I don’t exactly remember how this all came about, but somewhere along the wretched road to divorce I learned that she had separated. She learned that I had separated. We talked a few times, sisters in arms, or more accurately sisters in sorrow, although our situations were vastly different. They mutually agreed to separate because they wanted different things. I left Former Husband for the same reason, except that I didn’t know it at the time. So I said nothing and left a tsunami of whats, whys, hows, and WTFs in my wake.
Now my friend and I are both divorced. She has since found a wonderful man and is getting married soon. It was inevitable that we would talk about the past. We both wanted to, needed to. The healing never ends. We both acknowledge the hurt, the depressive thoughts, the daunting task of rebuilding yourself from the ground up afterward – still ongoing. We spoke kindly of our exes, of the dating life, of the hours we spent in counseling, of the fact that we know now better than ever what we want and don’t want in a partnered life.
When I went home I was itching to contact Former Husband, to tell him that I had been thinking of him, to tell him I was wishing him well. I didn’t. We didn’t exactly part on good terms. I am still afraid of his (justified) anger. And what would speaking to him accomplish? Make me look like a nice person who cares? Relieve myself of lingering guilt? Offer myself a willing victim for more verbal punishment?
When Former Husband and I were married, we wrote love letters to each other. We sent each other postcards when we were apart. Mine would have sweet quotes on the front. He would draw over the image and add speech bubbles. On his birthday I would grab the keys to his car while he was in the shower and leave a birthday card on the dashboard he would find long after I would have left for school. He proposed on a piece of paper. I don’t write to Former Husband anymore but I hold on to the warm feeling that came with finding a postcard on my nightstand. We loved each other, we told each other so. That is never going away.
Today I am still in the business of writing love letters. I spend more dollars than I am willing to admit at the paper store. I write love letters to my friend and her sweet baby girl – no, she can’t read, but yes she can be read to. To some of my patients with whom a bond has been forged. To my wifey-love. To my dear friend M. And to my darling who is many miles away. I write love letters because the written word is impermanent. I write love letters because they reveal what is in the depth of my soul. I write love letters because they ground me in the here and now.
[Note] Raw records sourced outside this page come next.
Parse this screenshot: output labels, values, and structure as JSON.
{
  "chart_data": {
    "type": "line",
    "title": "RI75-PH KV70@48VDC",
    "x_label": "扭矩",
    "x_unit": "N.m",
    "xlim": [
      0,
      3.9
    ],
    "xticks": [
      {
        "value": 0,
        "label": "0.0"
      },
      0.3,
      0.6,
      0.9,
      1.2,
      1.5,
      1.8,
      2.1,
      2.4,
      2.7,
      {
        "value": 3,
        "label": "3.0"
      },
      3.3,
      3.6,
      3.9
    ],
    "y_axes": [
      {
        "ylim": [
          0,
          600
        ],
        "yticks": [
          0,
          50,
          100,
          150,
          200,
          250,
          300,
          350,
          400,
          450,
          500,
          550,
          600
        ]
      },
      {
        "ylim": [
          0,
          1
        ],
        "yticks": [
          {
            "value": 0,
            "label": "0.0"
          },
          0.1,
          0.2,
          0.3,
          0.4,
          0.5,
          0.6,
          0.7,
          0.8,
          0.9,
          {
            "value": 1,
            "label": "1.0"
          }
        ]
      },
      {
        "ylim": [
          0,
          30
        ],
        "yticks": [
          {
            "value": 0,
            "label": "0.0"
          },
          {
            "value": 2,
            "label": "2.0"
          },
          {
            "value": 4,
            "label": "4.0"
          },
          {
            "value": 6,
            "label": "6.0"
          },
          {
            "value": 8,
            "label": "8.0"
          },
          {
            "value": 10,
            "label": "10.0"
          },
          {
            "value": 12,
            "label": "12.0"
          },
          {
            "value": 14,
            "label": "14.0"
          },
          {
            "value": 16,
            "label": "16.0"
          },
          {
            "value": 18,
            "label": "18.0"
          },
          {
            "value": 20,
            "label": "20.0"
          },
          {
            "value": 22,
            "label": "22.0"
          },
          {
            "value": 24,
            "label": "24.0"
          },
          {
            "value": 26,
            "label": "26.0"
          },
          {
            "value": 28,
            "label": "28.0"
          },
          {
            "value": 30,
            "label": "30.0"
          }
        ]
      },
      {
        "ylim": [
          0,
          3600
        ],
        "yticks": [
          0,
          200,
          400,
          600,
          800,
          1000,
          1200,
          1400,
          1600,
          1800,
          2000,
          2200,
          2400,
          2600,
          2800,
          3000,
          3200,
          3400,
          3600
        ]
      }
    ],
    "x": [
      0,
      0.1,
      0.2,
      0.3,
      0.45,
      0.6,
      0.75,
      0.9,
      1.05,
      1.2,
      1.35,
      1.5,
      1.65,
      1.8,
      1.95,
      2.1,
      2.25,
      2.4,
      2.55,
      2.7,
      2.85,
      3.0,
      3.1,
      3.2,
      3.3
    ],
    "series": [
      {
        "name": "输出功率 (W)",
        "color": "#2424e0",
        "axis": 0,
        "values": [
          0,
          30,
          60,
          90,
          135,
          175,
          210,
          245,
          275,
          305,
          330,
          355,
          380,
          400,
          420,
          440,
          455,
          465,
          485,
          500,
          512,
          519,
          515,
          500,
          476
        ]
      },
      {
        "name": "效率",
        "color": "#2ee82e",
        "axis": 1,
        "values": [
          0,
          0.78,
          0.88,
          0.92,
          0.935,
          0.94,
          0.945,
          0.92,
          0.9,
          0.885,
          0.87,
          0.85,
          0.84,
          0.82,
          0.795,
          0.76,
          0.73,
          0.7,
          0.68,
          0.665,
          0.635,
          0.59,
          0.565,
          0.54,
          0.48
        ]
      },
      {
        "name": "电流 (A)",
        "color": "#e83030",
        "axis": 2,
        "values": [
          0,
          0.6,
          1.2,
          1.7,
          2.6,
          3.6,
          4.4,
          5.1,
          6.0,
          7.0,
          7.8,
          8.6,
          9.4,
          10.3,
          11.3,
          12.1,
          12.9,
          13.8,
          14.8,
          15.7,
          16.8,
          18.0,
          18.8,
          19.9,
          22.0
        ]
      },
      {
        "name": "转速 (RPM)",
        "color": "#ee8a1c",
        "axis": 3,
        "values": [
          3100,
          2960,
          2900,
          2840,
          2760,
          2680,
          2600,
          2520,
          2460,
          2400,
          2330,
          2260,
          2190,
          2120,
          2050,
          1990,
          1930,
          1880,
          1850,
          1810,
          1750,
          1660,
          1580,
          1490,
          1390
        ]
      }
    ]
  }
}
I write love letters because of the feeling of love that flows into me and pours out of me when I do.
So write to your friends, you lovers, your soul mates. Write to your families and to the cool chick you met at the show and exchanged phone numbers with because you sense serious potential for a deep connection. Tell your people that you love them. Tell them why you love them. Tell them how you love them. Tell them because in an era where we express ourselves in 140 characters or less, nothing carries more meaning than the words “I Love You”.